What I wrote: about her being often late for my sessions, that it makes me feel like I'm less than others, that I'm not as important as her other clients, that I feel I'm never important to anyone, not to family, friends, classmates, T's.
Things she said after she read it:
I should be on time for all sessions, but sometimes there's something that has to be taken care of or the client before me stayed over time.
Me being late for sessions has nothing to do with you as a person. Do you think I'm never late with other clients? There has been a few times that you stayed a little longer, right? Sometimes I still have to finish something with a client and I don't just send them away just because we're out of time.
Do I make you feel like your not important when we're in session? It's more important what we talk about than it is about the minutes we are in here.
I'll promise that I try to start and end on times when your sessions are.
You can't think rational right now. If you think rational about this, then you know this, that me being late has nothing to do with you and that you're just like the other clients.
Why does all this comes out now? Has something other happened?
This conversation didn't make me feel better. It might even have make things a little worse. I wish I had acted like there was nothing, like I did those other times. I think I shouldn't have said anything about this.
Now I'm scared she doesn't like me or think I'm annoying or a crybaby.
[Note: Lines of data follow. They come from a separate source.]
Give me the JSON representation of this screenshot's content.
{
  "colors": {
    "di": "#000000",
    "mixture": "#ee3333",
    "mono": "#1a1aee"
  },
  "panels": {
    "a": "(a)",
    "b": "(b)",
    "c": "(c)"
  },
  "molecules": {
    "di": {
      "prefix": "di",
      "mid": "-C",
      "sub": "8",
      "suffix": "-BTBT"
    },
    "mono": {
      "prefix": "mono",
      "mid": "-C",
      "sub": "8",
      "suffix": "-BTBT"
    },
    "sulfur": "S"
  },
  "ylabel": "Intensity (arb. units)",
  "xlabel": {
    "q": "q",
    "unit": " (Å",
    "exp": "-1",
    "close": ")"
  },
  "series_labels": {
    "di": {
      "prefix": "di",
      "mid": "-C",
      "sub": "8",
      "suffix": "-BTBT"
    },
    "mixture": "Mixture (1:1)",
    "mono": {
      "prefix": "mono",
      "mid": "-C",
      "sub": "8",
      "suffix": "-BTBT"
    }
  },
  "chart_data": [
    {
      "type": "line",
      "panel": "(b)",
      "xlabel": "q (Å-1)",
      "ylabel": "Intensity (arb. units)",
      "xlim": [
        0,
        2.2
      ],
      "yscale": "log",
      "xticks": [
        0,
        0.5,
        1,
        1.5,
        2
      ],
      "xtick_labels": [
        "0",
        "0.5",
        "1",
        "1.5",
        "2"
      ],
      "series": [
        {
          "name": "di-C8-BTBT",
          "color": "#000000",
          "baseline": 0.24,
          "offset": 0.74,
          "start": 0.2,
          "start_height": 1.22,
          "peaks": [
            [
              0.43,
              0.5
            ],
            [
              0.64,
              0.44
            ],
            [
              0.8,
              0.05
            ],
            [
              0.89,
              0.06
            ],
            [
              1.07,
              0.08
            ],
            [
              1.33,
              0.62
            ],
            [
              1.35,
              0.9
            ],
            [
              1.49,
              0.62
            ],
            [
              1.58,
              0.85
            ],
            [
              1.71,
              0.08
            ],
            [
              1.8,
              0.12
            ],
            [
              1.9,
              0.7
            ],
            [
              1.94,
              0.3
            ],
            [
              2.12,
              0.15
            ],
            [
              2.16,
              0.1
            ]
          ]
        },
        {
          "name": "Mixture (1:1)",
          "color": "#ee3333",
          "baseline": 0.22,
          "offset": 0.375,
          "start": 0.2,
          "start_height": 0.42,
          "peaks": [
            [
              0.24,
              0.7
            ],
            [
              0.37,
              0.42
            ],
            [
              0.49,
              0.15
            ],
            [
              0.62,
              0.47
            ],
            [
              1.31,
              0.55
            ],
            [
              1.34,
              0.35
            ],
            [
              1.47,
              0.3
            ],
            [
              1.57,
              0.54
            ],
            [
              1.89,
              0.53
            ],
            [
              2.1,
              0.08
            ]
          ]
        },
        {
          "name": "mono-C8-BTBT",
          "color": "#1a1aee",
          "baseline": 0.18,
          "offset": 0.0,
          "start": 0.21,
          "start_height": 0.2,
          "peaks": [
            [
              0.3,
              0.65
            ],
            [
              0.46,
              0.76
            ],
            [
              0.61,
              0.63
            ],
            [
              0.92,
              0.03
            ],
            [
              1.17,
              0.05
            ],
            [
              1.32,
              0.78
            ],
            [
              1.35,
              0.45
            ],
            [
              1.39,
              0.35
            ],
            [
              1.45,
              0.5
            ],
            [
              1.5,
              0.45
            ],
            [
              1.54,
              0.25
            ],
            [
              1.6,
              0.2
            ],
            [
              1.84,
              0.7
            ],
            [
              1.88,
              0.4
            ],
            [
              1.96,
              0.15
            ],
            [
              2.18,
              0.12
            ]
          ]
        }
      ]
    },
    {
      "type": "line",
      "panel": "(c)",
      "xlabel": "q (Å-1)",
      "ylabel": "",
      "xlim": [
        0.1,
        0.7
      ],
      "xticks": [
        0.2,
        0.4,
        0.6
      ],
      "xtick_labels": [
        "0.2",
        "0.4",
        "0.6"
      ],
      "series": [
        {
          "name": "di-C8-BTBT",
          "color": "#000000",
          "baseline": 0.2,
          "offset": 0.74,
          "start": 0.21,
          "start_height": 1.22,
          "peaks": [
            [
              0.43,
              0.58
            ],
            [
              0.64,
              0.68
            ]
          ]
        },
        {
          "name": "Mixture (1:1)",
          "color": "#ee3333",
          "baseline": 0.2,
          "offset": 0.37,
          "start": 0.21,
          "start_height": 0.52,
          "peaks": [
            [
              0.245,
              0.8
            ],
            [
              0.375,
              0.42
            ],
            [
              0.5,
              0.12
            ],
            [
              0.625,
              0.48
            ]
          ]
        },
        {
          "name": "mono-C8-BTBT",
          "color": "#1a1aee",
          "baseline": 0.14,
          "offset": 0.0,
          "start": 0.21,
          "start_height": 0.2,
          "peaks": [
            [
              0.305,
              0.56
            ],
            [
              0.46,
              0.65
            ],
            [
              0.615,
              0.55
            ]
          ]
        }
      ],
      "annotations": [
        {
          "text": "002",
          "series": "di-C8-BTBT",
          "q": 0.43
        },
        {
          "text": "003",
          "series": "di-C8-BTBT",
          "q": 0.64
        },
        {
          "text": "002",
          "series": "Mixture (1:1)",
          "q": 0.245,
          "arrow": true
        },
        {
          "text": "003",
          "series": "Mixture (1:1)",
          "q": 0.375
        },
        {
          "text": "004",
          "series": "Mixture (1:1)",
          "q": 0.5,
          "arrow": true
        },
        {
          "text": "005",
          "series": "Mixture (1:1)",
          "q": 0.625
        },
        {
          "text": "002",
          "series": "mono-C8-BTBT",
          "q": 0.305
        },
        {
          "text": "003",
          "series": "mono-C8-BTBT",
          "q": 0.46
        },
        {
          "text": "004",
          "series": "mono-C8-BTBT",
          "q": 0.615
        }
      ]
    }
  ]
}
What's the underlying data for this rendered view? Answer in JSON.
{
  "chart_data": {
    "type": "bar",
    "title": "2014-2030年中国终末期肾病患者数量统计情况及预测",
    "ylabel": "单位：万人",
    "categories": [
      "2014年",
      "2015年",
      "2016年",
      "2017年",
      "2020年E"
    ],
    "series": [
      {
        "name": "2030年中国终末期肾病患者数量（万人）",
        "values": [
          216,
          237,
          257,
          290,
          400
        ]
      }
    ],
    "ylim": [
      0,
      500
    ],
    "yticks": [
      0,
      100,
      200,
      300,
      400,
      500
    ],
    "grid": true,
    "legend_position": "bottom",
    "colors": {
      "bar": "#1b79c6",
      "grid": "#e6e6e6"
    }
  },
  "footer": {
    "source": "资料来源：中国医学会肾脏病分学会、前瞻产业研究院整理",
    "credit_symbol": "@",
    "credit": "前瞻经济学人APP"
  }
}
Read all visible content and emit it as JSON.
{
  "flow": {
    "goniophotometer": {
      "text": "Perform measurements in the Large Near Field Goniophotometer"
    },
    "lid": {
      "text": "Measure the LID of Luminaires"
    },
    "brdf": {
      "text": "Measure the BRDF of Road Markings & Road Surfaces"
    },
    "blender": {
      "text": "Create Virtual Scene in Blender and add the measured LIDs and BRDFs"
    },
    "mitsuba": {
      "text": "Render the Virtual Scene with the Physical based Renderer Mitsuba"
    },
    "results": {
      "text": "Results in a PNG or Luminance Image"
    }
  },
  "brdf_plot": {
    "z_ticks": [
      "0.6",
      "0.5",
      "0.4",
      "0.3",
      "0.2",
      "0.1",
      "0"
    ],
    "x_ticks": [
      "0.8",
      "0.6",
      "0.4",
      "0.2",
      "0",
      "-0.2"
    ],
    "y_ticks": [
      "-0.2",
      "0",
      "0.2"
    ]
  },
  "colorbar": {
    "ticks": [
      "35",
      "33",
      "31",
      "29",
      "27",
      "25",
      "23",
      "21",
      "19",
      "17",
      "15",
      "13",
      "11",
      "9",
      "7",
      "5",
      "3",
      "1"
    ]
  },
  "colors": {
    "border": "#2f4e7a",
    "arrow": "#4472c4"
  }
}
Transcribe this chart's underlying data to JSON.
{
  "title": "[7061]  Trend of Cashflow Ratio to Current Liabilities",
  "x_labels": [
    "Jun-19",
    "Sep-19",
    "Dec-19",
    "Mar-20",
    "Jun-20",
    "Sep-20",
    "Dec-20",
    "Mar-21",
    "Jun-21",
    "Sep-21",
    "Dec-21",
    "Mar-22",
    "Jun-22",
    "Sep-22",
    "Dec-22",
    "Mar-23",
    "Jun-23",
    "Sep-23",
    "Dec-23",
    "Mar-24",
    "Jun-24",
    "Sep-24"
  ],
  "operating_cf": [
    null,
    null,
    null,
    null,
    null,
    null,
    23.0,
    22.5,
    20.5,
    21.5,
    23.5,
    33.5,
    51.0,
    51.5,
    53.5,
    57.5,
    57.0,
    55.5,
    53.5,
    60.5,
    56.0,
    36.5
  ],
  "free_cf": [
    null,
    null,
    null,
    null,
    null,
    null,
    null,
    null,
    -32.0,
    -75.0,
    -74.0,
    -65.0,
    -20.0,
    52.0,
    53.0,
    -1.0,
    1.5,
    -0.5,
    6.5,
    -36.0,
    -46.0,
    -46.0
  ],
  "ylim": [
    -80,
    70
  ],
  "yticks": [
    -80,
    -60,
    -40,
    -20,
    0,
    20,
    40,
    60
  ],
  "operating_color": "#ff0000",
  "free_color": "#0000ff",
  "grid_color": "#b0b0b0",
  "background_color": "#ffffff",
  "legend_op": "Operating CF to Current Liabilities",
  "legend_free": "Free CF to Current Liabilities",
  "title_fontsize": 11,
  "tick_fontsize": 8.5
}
I'll promise that I try to start and end on times when your sessions are.
-> This didn't make me feel better. To me this sounds like I'm difficult and whine about everything.
It also doesn't help me. I still think T thinks I'm less than her other clients. That she likes her other client more than me. I don't know how she is with other clients. This is the only thing I can see, a client staying over time. And I interpret that as clients who stay longer than their endtime and which affects the next clients startime, those clients are more liked by T.
So yes there have been a few sessions that went a bit overtime. But that were only a few minutes. And I didn't saw someone sitting in the waitingroom when I left. And today T went over time. 9 minutes, but actually 4, because she was 5 minutes late. The next client was waiting. I first had to go to the bathroom. And when just when I left I heard T saying hi to the next client. On time.